President Mohamud: When I came to the office first, I appointed a special envoy for the drought victims in Somalia, before even appointing a prime minister. So that special envoy is working, working very hard raising the awareness at the international level and the local level as well.


So the drought is very serious in Somalia. Right now, we are fighting the drought victims to move the next state, which is famine. We are in a famine-prevention stage right now. And, yes, it is a bit difficult, but it’s working. In certain geographic locations of Somalia, the risk is very high to announce a famine. Announcing famine or declaring a famine itself is a very difficult situation. That does not affect the famine victims only, but halts the development and changes the perspectives and everything.


So there is – Somalia is a major recipient of the environment problem.
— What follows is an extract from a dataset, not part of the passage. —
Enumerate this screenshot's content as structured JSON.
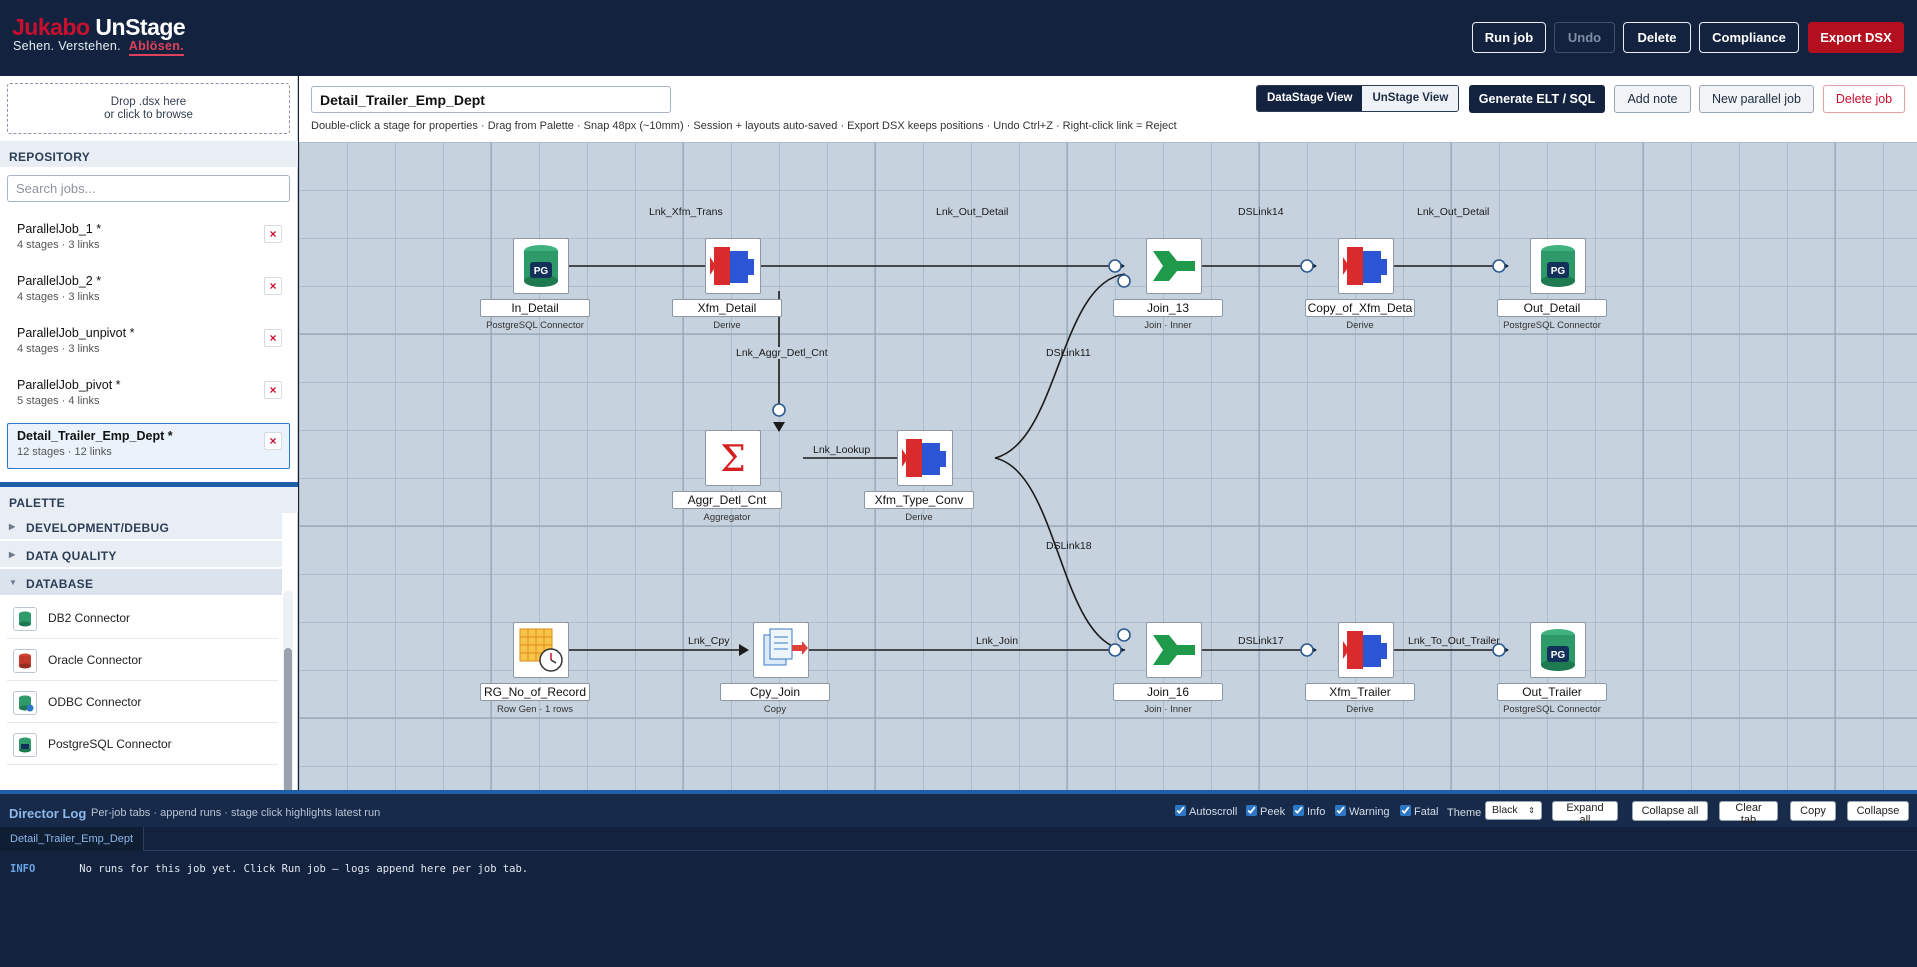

We are a victim. We do not contribute to the environmental disaster in the world, but we receive the largest share of the consequence. Throughout the year, either we are in a flood situation where the territory – the agricultural land is flooded or we are in a drought situation where there is a scarcity of water. So we are – because of lack of infrastructure development, the lack of flood-control mechanism not in place, lack of all this put together – as you rightly said, four consecutive years the rains were not there and the fifth are now predicted that it will not be a good one.


So we are fighting that type of fight that it – that the drought victims should not go into a famine stage. But it’s a serious matter.


Mr. Dizolele: Mr. President, it’s a pleasure to have you. It was an honor. Thank you for taking the time to share with the world your thought and how you envisioned the Republic – the Federal Republic of Somalia.


President Mohamud: Thank you.


Mr. Dizolele: This concludes our session. We’d like to thank our audience and everybody who joined us today. Thank you.